What about pointers?
I read in more than one book on Java and in more than one description of other scripting languages that the language was “robust” or that it avoided bug-prone practices by virtue of not having pointers. Since I have experience in both teaching the C language (with pointers) at a novice level and in programming C at an advanced level, I think I can comment on this. Indeed, in my experience, novice programmers make a lot of pointer errors. To test myself in this aspect, I noted serious errors that I made during a two-day implementation of a new code that would be embedded into an existing application. I wrote over 500 lines of C code in those days. With “serious errors” I mean that I only counted those errors that caused invalid memory accesses. Logical errors and syntax errors were waved (the compiler catches syntax errors anyway).

In those two days, I made several array indexing errors, where the index was out of range, negative, or just garbage (uninitialized). I did not make any pointer mistake (the code has now been in use for years, and no bug was ever reported). There were approximately equally many pointer as array operations in the code. An interview of a colleague (an experienced programmer) learned that pointers were not a major source of errors in his code either. So based on an amateurish empirical study with a population of a mere two persons, I dare to challenge the statement that, in general, pointers should be considered more harmful than arrays.
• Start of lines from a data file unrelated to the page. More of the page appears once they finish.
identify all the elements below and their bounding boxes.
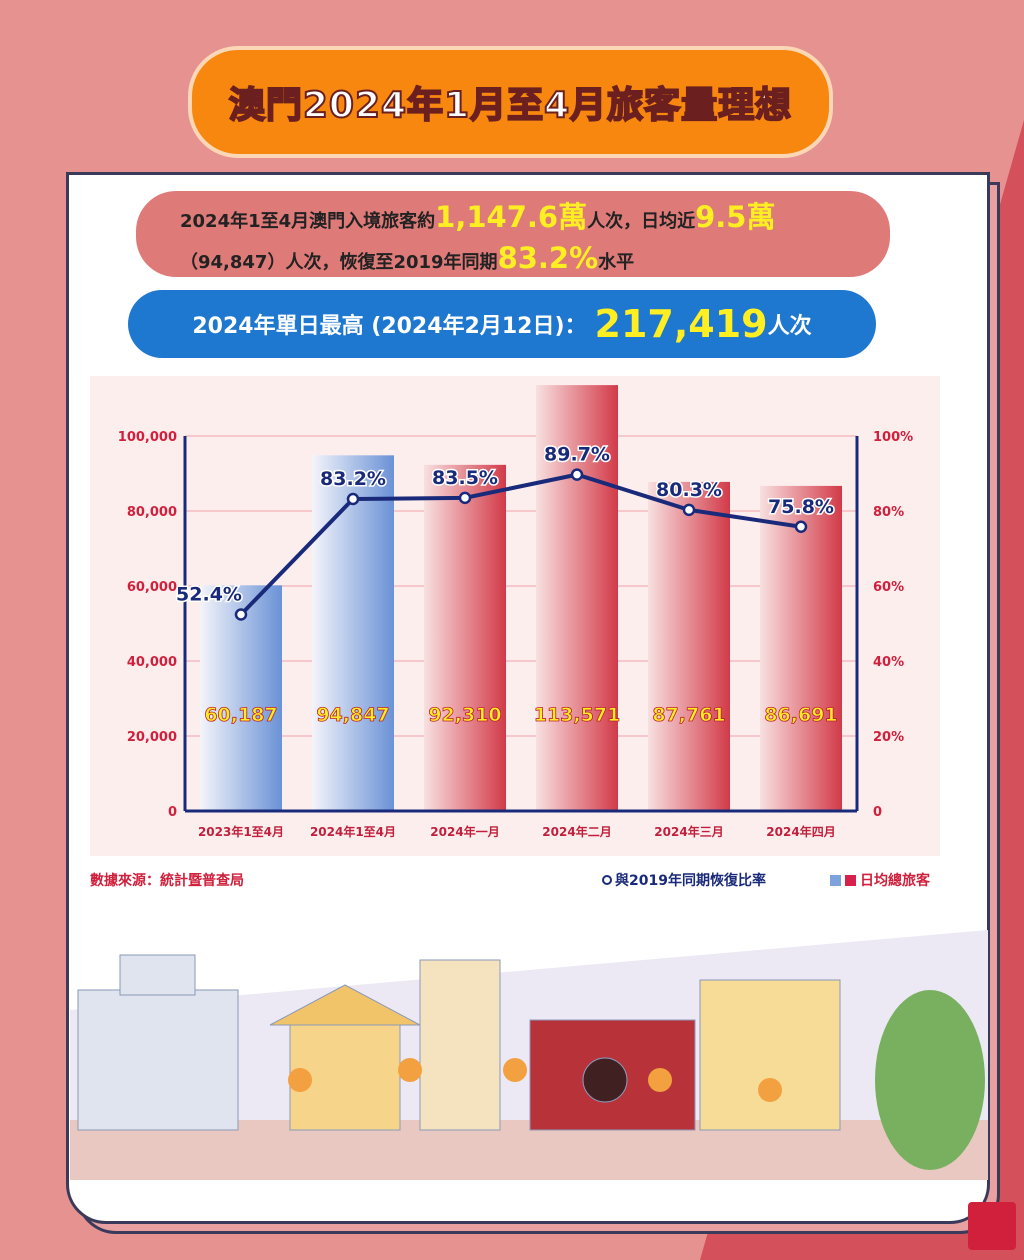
line-point — [234, 608, 248, 621]
bar — [200, 585, 282, 811]
line-point — [458, 491, 472, 505]
peak-value: 217,419 — [594, 302, 768, 346]
peak-box: 2024年單日最高 (2024年2月12日)： 217,419 人次 — [128, 290, 876, 358]
y-right-tick: 0 — [873, 805, 882, 820]
bar-value-label: 60,187 — [204, 704, 277, 726]
blue-square-icon — [830, 875, 841, 886]
line-value-label: 75.8% — [768, 496, 834, 518]
y-left-tick: 100,000 — [118, 430, 177, 445]
page-title: 澳門2024年1月至4月旅客量理想 — [188, 46, 833, 158]
legend-line-label: 與2019年同期恢復比率 — [615, 873, 766, 889]
y-right-tick: 100% — [873, 430, 913, 445]
recovery-line — [239, 472, 802, 616]
bar-value-label: 94,847 — [316, 704, 389, 726]
y-left-tick: 0 — [168, 805, 177, 820]
red-square-icon — [845, 875, 856, 886]
x-tick-label: 2023年1至4月 — [198, 824, 284, 839]
bar — [648, 481, 730, 811]
y-left-tick: 60,000 — [127, 580, 177, 595]
y-right-tick: 40% — [873, 655, 904, 670]
data-source: 數據來源：統計暨普查局 — [90, 873, 244, 889]
circle-marker-icon — [602, 875, 612, 885]
x-tick-label: 2024年四月 — [766, 824, 835, 839]
total-visitors: 1,147.6萬 — [435, 200, 588, 234]
legend-bars-label: 日均總旅客 — [860, 873, 930, 889]
bar-value-label: 113,571 — [534, 704, 621, 726]
macau-logo — [968, 1202, 1016, 1250]
y-left-tick: 20,000 — [127, 730, 177, 745]
y-left-tick: 40,000 — [127, 655, 177, 670]
line-point — [682, 503, 696, 517]
summary-text: 人次，日均近 — [587, 211, 696, 232]
y-right-tick: 80% — [873, 505, 904, 520]
line-value-label: 80.3% — [656, 479, 722, 501]
x-tick-label: 2024年一月 — [430, 824, 499, 839]
x-tick-label: 2024年1至4月 — [310, 824, 396, 839]
bar — [536, 385, 618, 811]
y-left-tick: 80,000 — [127, 505, 177, 520]
line-point — [794, 520, 808, 533]
x-tick-label: 2024年二月 — [542, 824, 611, 839]
chart: 0 0 20,000 20% 40,000 40% 60,000 60% 80,000 80% 10… — [118, 385, 913, 839]
legend-bars: 日均總旅客 — [830, 870, 930, 890]
bar-value-label: 87,761 — [652, 704, 725, 726]
line-value-label: 89.7% — [544, 444, 610, 466]
bar — [424, 464, 506, 811]
bar — [312, 455, 394, 811]
summary-text: 2024年1至4月澳門入境旅客約 — [180, 211, 436, 232]
line-point — [570, 468, 584, 481]
summary-text: 水平 — [598, 252, 635, 273]
line-value-label: 83.2% — [320, 468, 386, 490]
line-value-label: 83.5% — [432, 467, 498, 489]
peak-unit: 人次 — [767, 314, 812, 339]
macau-landmarks-illustration — [70, 930, 988, 1180]
recovery-rate: 83.2% — [497, 241, 599, 275]
line-point — [346, 492, 360, 506]
daily-average: 9.5萬 — [695, 200, 776, 234]
bar-value-label: 92,310 — [428, 704, 501, 726]
bar-value-label: 86,691 — [764, 704, 837, 726]
bar — [760, 485, 842, 811]
legend-line: 與2019年同期恢復比率 — [602, 870, 766, 890]
x-tick-label: 2024年三月 — [654, 824, 723, 839]
y-right-tick: 60% — [873, 580, 904, 595]
summary-text: （94,847）人次，恢復至2019年同期 — [180, 252, 498, 273]
peak-label: 2024年單日最高 (2024年2月12日)： — [192, 314, 587, 339]
line-value-label: 52.4% — [176, 584, 242, 606]
y-right-tick: 20% — [873, 730, 904, 745]
summary-box: 2024年1至4月澳門入境旅客約1,147.6萬人次，日均近9.5萬 （94,8… — [136, 191, 890, 277]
The pawn language has no pointers, but you won't catch me saying that, therefore, pawn is a robust language. The current implementation for the abstract machine for pawn performs bounds checking on array indices (if it knows the bounds of the array) and that makes it a little robust. The abstract machine also verifies that every indirect memory access stays within the address range defined for each program, which also gives pawn some robustness. But making a logical error in a mortgage calculation that'll cause you great misery is as easy in pawn as in any other language... with or without pointers.